S.T. Joshi’s blog has updated. On Lovecraft…

Upcoming are the huge volume of Lovecraft’s Letters to Family and Family Friends (the bulk of which consists of his letters to his aunts), a volume of his letters to E. Hoffmann Price and Richard F. Searight, and new editions of the letters to Alfred Galpin and Rheinhart Kleiner, each augmented with letters to several other individuals.

“We have also prepared a new edition of [Samuel] Loveman’s Out of the Immortal Night (2004) — a volume that we thought had included the bulk of his work, but which has now been augmented with a number of additional pieces, along with a long interview of Loveman conducted by a colleague in the 1960s.”

Also what sounds like a useful one-volume collection of Machen’s autobiographical works, now in the public domain…

“I am assembling a volume of Machen’s autobiographical writings (his three formal autobiographies — Far Off Things, Things Near and Far, and The London Adventure, augmented by a few separate essays), as a kind of supplement to my recent edition of Machen’s Collected Fiction.”

One assumes he’s aware of Strange Roads (1924) and will include it.

Added to Open Lovecraft

* P. N. Harrison, Book review of H.P. Lovecraft: Selected Works, Critical Perspectives and Interviews on His Influence, Mythlore, Fall/Winter 2019. (Finds this affordable academic book useful for introductory classroom use).

* R. R. Menegotto with J.C. Arendt, “Genero, Opressao E Horror Cosmico: a Caracterizacao De Lavinia Whateley em O Horror de Dunwich, de H. P. Lovecraft”, Scripta Uniandrade, Vol. 17 No. 1, 2019. (In Spanish. The characterisation of Lavinia Whateley in “The Dunwich Horror”).

* P. Pyrka, “Haunting Poe’s Maze: Investigative Obsessions in the Weird Fictions of Stefan Grabinski and H. P. Lovecraft”, Avant, Vol. VIII, No. 2, 2017. (Suggests that Lovecraft’s writing style arises out of a desire to write ‘like’ Poe, but also his inability to do so).

Monster trolls

Evil sludge company and trademark-trolls, Monster Energy, bully a maker of a children’s storybook. They threatened to set their lawyers on the author of Albert and the Amazing Pillow Monsters, and have seemingly prevented him from publishing more such books.
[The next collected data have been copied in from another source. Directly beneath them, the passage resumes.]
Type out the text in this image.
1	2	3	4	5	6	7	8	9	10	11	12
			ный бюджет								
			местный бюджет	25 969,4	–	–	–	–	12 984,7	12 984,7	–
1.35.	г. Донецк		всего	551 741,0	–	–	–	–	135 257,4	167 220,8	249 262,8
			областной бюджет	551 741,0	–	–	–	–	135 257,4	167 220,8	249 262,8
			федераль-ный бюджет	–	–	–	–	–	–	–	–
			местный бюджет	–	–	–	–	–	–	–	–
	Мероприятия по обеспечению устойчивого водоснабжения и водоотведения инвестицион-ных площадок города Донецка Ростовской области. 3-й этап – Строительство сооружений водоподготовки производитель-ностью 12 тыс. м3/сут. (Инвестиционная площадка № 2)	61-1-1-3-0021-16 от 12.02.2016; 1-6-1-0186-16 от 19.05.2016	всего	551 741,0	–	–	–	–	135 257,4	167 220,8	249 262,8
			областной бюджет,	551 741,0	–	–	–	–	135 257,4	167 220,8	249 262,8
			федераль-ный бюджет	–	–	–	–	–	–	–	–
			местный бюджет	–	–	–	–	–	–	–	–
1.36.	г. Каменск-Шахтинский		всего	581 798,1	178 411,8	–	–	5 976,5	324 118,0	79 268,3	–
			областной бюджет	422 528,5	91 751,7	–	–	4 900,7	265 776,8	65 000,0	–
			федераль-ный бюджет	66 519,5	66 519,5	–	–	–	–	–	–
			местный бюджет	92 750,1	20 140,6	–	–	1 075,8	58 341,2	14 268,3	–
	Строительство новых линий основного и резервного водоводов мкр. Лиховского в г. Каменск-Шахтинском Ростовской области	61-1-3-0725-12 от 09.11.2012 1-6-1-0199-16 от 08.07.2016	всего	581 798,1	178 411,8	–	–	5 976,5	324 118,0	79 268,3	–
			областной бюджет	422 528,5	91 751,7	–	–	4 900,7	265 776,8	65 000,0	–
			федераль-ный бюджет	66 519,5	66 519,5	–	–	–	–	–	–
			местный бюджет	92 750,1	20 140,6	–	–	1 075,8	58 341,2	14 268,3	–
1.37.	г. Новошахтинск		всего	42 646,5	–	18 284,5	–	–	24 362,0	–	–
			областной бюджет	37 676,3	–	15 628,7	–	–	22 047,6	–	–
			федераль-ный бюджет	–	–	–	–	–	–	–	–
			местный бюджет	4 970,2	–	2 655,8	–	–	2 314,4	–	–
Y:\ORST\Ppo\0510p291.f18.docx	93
Many readers of this blog are experts and historians of horror art and metal music. As such does anyone out know of any “prior art” on the Monster Energy “claw” logo + the word “Monster”, which would help invalidate such claims? The company began 2002, and I can’t believe there isn’t some sort of “prior art” on some old heavy metal album cover, videogame, or even a pulp magazine cover.


Update: I’ve already found Monster manual (1994). I’d imagine this would hold up quite well in court as “prior art” on the matter in relation to books and comics and suchlike.

Moi, Lovecraft

Moi, Lovecraft is a new book illustrated by Yann Sougey-Fils, with texts by Jean-Christophe Malevil. H.P. Lovecraft returns to the hospital on 10th March 1937, and in the five days before his death he “tells his story in the first person”.

It’s from the tiny press Editions des Tourments, and runs 112 pages. It doesn’t seem to be using the letters translated to French, but I’m guessing it may perhaps be counterpointing scenes from Lovecraft’s “death diary” with happier scenes from his life? Nor is it clear how heavily the book is illustrated.

Anyway, Moi, Lovecraft is published in French in about a week’s time. The same artist has a 64-page colour ‘BD’ French comics adaptation of The Dreams in the Witch House, to be published by the same press alongside Moi, Lovecraft. 64-pages is standard in France, and as such it’s not quite what the Anglosphere would call ‘a graphic novel’ (compared to the 130 pages of art one would expect here, in a 152 page trade paperback), more of a long graphic story.